A Model-Based Safety-Security Risk Analysis Framework for Interconnected Critical Infrastructures

Abstract

Interconnected infrastructures are complex due to their temporal evolution, component dependencies and dynamic interdependencies, coupled with the presence of adversaries. Much research has focused on safety and security risk assessments of isolated infrastructures. However, extending these techniques to interconnected infrastructures is infeasible due to their complex interdependencies and the lack of generic modeling tools.This chapter presents a framework for modeling and analyzing interconnected infrastructures.

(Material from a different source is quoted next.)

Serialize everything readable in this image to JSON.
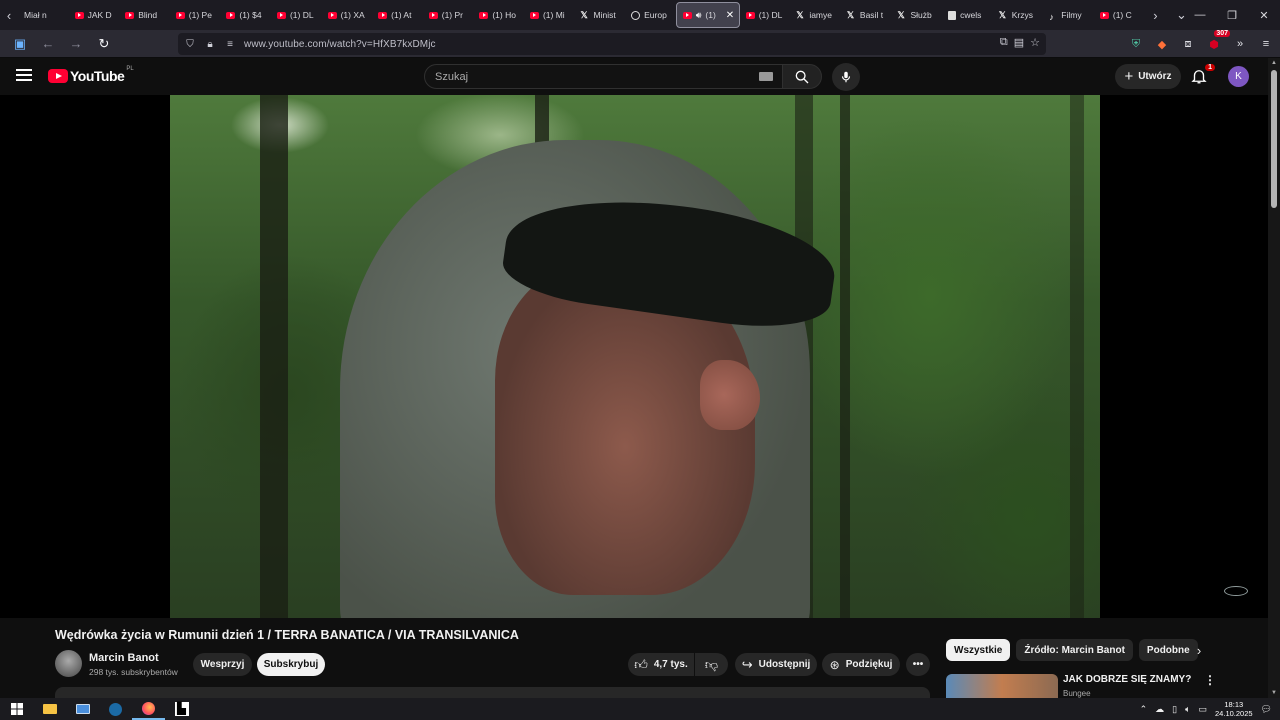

The framework has a two layers. One is the higher modeling layer that expresses the functional dependencies of infrastructures, where each infrastructure is refined to capture component-level disruptions and is represented using a novel combination of dynamic reliability block diagrams and attack-fault trees. The other is the lower analysis layer based on stochastic timed automata that serves as a semantic framework for the higher layer. While the higher layer graphically represents complex dependencies and interdependencies, and temporal and cascading disruption scenarios, the lower analysis layer provides a rigorous foundation for investigating the relationships using formal verification, in particular, statistical model checking. The lower layer also provides a flexible means for incorporating quantitative system attributes such as probability, time and cost. The efficacy of the framework is demonstrated using a real disruption scenario involving interconnected electric power and industrial communications networks, where an analyst can identify weak links, evaluate alternative protection measures and make transparent decisions about risk management investments.